I strictly suggest you to have read the previous article on Arrays and Pointers to have better understanding of what is going to follow. The concept of Pointer is not so difficult to understand and I believe it has been quite effectively explained by me in the preceding articles.

You already know if we have an array like int array[10] and we wish to access the ith element, we can do so using:

int x= array[i] or int x= *(array + i)

Now we will move to little more complicated concepts.
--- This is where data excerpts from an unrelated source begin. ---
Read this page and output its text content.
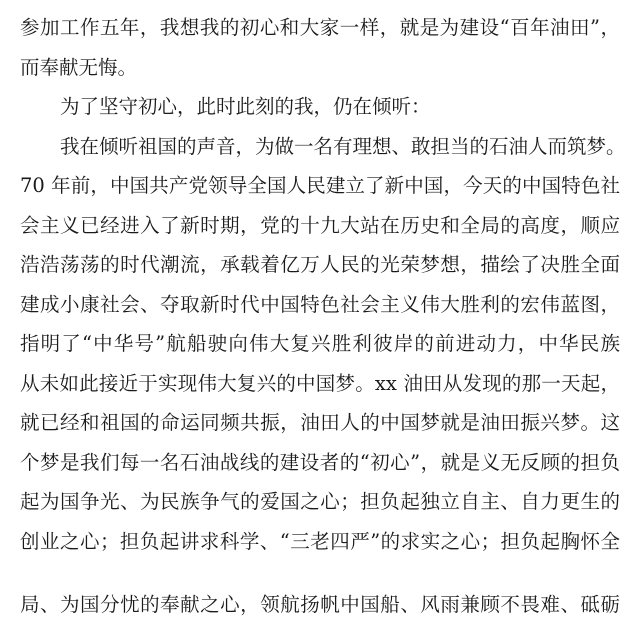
参加工作五年，我想我的初心和大家一样，就是为建设“百年油田”，
而奉献无悔。
为了坚守初心，此时此刻的我，仍在倾听：
我在倾听祖国的声音，为做一名有理想、敢担当的石油人而筑梦。
70 年前，中国共产党领导全国人民建立了新中国，今天的中国特色社
会主义已经进入了新时期，党的十九大站在历史和全局的高度，顺应
浩浩荡荡的时代潮流，承载着亿万人民的光荣梦想，描绘了决胜全面
建成小康社会、夺取新时代中国特色社会主义伟大胜利的宏伟蓝图，
指明了“中华号”航船驶向伟大复兴胜利彼岸的前进动力，中华民族
从未如此接近于实现伟大复兴的中国梦。xx 油田从发现的那一天起，
就已经和祖国的命运同频共振，油田人的中国梦就是油田振兴梦。这
个梦是我们每一名石油战线的建设者的“初心”，就是义无反顾的担负
起为国争光、为民族争气的爱国之心；担负起独立自主、自力更生的
创业之心；担负起讲求科学、“三老四严”的求实之心；担负起胸怀全
局、为国分忧的奉献之心，领航扬帆中国船、风雨兼顾不畏难、砥砺
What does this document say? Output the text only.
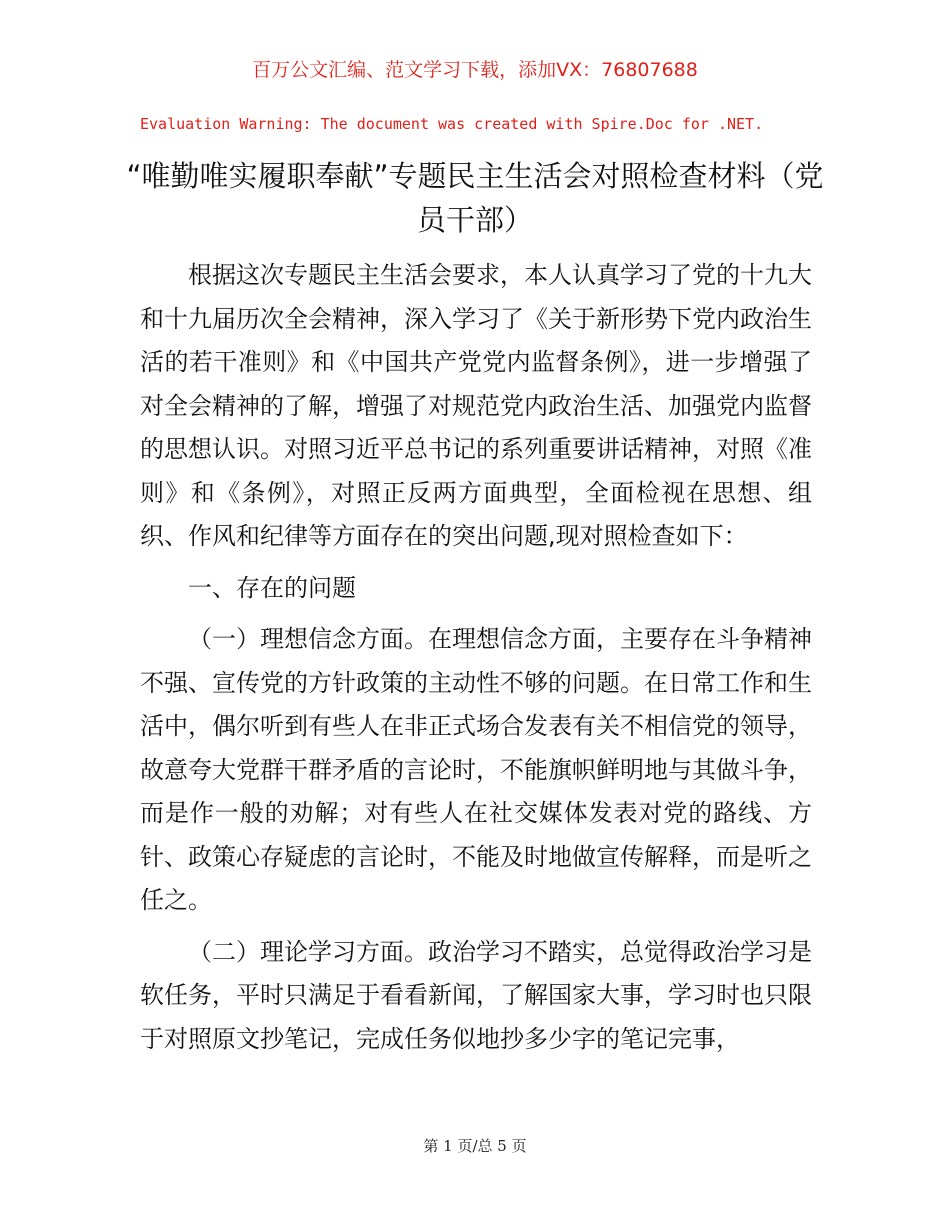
百万公文汇编、范文学习下载，添加VX：76807688
Evaluation Warning: The document was created with Spire.Doc for .NET.
“唯勤唯实履职奉献”专题民主生活会对照检查材料（党员干部）

根据这次专题民主生活会要求，本人认真学习了党的十九大和十九届历次全会精神，深入学习了《关于新形势下党内政治生活的若干准则》和《中国共产党党内监督条例》，进一步增强了对全会精神的了解，增强了对规范党内政治生活、加强党内监督的思想认识。对照习近平总书记的系列重要讲话精神，对照《准则》和《条例》，对照正反两方面典型，全面检视在思想、组织、作风和纪律等方面存在的突出问题,现对照检查如下：

一、存在的问题

（一）理想信念方面。在理想信念方面，主要存在斗争精神不强、宣传党的方针政策的主动性不够的问题。在日常工作和生活中，偶尔听到有些人在非正式场合发表有关不相信党的领导，故意夸大党群干群矛盾的言论时，不能旗帜鲜明地与其做斗争，而是作一般的劝解；对有些人在社交媒体发表对党的路线、方针、政策心存疑虑的言论时，不能及时地做宣传解释，而是听之任之。

（二）理论学习方面。政治学习不踏实，总觉得政治学习是软任务，平时只满足于看看新闻，了解国家大事，学习时也只限于对照原文抄笔记，完成任务似地抄多少字的笔记完事，

第 1 页/总 5 页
We will start with Array of Pointers and then we will move further to Double Pointer and then lesser used Pointer to Array.

Array of Pointers

Suppose we again have a 2-D array:

int my_array[4][5]. //Assume we have filled it as well with integer elements, or else the values will be undefined.

For my_array, my_array[i][j] is a syntactically a legal reference to the integer item in ith row and jth column.

As we said before, a 2-D array is one 1-D array whose each element is again a 1-D array. What we do now is that we declare an array of pointers. This is how we do it:

int * new_array[4];

Its easy to deduce that what we mean here is an array of 4 pointers. What is each of the four pointers pointing to..?

Well nothing till now because I haven’t initialized them till now, but they should point to some integer that is for sure (because that is what we have told the compiler).We need to set aside some memory for each of these 4 pointers.

We can do it like below:

for (int i=0;j<4;j++)
*(new_array + i) = (int *) malloc (5 * sizeof(int));

As you see above, for each of the 4 integer pointers a memory size equivalent to 5 integers has been set aside. That means in the above memory assignment we could have assigned variable memory to each of the 4 pointers like *(new_array + 0) assigned memory=5 integers; *(new_array + 1) assigned memory =6 integers and this way. We could not have achieved this with static 2-D array implementation.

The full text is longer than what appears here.